Sebab itu, jenderal bintang empat ini meminta agar ongkos logistik di pelabuhan dapat dituruunkan. Sebab, hingga saat ini inefisiensi di pelabuhan mencpai Rp720 triliun.
“Jadi saya sudah bilang Bu Rini, kalau (Pelindo II) macam-macam ganti saja. We have to make choice,” ujar Luhut.
Penyimpangan manajemen lama
Di tempat terpisah, Badan Pemeriksa Keuangan menyatakan ada indikasi kerugian negara sebesar Rp 4,08 triliun atas perpanjangan kerja sama pengelolaan dan pengoperasian pelabuhan PT Jakarta International Container Terminal atau JICT antara PT Pelindo II dan PT Hutchinson Port Holding (HPH).
“Berdasarkan hasil investigasi, BPK menyimpulkan adanya berbagai penyimpangan dalam proses perpanjangan kerja sama,” kata Ketua BPK Moermahadi Soerja Djanegara saat ditemui di ruang pimpinan DPR, Jakarta, Selasa, 13 Juni 2017.
Moermahadi menuturkan indikasi kerugian yang dialami negara berdasarkan kurs tengah Bank Indonesia per 2 Juli 2015, yaitu Rp 13.337 per US$.
“BPK menyimpulkan ada penyimpangan dari proses perpanjangan kerja sama yang ditandatangani 5 Agustus 2014.”
Adapun rincian penyimpangan-penyimpangan tersebut yang pertama adalah rencana perpanjangan kerja sama itu tak pernah dibahas dan dimasukkan dalam Rencana Jangka Panjang Perusahaan (RJPP), serta tak dimasukkan ke Rencana Kerja dan Anggaran Perusahaan (RKAP).
Padahal rencana perpanjangan ini telah diinisiasi oleh Direktur Utama PT Pelindo II saat itu sejak 2011. “Serta tidak diinformasikan secara terbuka kepada pemangku kepentingan dalam laporan tahunan 2014,” ujar Moermahadi.
Lalu penyimpangan kedua adalah perpanjangan perjanjian kerja sama tersebut terjadi tanpa adanya izin konsensi ke Menteri Perhubungan. Kemudian penunjukkan PT Hutchinson Port Holding oleh Pelindo II sebagai mitra juga dilakukan tanpa melalui mekanisme pemilihan mitra yang seharusnya.

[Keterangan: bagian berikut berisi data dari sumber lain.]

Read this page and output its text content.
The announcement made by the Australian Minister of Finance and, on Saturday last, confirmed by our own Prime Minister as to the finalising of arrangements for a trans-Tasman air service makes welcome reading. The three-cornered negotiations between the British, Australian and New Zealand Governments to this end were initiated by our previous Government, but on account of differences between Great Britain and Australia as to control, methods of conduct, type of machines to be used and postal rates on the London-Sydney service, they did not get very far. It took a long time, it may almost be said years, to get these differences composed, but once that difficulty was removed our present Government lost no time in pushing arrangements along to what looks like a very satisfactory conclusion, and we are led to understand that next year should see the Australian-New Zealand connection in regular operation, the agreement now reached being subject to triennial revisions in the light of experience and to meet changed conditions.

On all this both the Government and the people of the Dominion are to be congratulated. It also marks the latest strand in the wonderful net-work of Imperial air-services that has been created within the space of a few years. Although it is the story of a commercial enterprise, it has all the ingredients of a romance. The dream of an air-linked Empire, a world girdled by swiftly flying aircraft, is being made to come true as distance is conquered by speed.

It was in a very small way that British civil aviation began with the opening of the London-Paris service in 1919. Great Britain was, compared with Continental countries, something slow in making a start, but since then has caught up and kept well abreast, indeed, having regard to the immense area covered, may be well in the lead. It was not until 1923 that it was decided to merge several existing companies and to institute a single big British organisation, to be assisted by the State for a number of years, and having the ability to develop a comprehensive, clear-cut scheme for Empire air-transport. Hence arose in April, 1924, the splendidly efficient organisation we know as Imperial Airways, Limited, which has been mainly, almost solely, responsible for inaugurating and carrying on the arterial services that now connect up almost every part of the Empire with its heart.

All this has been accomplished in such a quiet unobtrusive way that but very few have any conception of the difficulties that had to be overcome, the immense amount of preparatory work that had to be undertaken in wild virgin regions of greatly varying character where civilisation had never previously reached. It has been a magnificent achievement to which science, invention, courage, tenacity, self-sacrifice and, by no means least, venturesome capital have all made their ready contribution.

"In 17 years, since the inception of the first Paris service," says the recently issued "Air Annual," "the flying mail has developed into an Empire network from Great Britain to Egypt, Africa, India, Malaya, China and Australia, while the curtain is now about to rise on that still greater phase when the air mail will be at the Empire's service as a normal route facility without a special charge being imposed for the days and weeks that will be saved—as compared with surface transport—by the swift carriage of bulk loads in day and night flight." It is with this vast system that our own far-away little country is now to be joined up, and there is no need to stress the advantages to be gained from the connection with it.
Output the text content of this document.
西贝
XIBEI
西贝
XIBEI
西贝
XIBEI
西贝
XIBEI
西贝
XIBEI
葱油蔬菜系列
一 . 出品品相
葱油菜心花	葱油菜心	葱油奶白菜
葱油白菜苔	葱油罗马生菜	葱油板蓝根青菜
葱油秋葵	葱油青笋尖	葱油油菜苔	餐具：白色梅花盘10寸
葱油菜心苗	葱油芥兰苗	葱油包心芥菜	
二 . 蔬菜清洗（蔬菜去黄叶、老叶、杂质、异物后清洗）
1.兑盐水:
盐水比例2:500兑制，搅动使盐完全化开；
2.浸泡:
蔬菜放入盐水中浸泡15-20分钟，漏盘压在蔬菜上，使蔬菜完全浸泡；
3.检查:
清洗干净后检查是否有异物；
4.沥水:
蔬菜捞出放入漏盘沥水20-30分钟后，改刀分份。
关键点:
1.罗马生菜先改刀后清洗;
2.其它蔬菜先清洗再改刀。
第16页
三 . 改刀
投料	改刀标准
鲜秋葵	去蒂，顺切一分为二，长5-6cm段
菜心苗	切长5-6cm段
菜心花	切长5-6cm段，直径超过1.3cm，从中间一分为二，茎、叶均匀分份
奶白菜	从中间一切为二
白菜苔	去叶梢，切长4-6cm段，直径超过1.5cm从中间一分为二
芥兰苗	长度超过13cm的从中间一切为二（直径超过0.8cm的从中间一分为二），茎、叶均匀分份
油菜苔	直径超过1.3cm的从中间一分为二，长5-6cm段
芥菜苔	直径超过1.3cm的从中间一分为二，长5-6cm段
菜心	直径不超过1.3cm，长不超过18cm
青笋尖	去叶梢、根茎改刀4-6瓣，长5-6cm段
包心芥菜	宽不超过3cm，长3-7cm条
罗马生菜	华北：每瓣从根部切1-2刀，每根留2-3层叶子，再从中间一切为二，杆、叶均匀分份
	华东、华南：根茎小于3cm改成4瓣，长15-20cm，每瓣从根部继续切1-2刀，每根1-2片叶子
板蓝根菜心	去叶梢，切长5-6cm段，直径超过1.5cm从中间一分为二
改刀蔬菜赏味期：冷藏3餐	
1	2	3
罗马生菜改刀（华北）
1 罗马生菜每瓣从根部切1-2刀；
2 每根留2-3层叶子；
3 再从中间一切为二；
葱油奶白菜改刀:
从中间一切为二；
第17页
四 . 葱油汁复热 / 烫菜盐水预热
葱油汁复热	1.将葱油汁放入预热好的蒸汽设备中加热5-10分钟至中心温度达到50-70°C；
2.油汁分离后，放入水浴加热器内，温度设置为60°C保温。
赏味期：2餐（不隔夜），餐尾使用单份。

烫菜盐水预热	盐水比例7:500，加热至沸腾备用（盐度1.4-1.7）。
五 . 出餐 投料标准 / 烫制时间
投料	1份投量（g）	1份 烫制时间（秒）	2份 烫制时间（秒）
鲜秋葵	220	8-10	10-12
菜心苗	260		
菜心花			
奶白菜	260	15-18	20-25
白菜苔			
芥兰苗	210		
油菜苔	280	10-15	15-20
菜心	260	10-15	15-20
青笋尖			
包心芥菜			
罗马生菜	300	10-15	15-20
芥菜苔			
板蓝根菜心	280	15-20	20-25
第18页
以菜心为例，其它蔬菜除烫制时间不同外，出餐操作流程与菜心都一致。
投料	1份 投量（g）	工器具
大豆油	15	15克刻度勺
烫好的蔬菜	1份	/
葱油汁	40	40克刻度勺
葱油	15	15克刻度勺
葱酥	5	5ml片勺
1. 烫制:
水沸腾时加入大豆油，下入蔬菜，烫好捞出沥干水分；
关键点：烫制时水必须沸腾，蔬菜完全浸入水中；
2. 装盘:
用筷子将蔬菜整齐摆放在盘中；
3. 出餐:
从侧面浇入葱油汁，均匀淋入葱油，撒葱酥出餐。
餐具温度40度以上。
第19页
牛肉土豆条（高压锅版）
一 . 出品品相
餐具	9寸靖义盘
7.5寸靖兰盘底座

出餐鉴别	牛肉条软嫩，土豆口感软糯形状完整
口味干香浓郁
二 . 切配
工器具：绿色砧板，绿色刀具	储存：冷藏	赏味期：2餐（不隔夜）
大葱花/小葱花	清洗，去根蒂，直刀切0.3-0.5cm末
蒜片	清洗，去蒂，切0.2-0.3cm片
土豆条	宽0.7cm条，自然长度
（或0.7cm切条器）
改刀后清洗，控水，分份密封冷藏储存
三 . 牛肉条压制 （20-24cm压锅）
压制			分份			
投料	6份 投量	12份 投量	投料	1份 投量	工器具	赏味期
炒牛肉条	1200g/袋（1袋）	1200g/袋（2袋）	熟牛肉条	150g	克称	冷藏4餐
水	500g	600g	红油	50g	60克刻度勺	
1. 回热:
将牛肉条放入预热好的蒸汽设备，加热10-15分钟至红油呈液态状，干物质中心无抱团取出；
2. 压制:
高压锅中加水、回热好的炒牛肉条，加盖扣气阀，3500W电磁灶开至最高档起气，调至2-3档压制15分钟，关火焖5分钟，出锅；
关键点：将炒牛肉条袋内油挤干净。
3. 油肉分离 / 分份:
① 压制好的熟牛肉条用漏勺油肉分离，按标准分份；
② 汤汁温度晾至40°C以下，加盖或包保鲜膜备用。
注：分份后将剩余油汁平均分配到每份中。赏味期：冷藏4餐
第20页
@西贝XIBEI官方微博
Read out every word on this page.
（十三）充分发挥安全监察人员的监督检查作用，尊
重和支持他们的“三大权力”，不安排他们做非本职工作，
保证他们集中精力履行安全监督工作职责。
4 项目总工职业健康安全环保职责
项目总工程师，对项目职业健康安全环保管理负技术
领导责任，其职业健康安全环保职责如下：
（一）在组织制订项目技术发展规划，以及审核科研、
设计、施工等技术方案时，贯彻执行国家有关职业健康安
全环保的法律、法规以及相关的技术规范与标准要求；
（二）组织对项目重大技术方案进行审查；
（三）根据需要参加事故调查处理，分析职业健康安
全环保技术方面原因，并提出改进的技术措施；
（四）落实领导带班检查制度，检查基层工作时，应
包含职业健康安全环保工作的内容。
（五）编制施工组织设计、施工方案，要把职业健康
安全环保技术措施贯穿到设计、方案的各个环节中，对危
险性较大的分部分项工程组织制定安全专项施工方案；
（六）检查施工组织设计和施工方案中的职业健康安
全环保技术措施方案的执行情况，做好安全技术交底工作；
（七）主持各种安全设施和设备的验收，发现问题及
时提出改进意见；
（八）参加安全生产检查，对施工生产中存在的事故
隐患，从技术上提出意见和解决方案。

Penyimpangan keempat adalah perpanjangan perjanjian kerja sama pengelolaan dan pengoperasian PT JICT ditandatangani oleh Pelindo II dan HPH, meski belum ada persetujuan di dalam rapat umum pemegang saham dari Menteri BUMN.
Terakhir penunjukkan Deutsche Bank sebagai financial advisor oleh Pelindo II dinilai dilakukan dengan cara yang bertentangan dengan peraturan perundangan.
Pekerjaan DB berupa valuasi nilai bisnis perpanjangan perjanjian kerja sama itu diduga dipersiapkan untuk mendukung tercapainya kerja sama dengan PT HPH.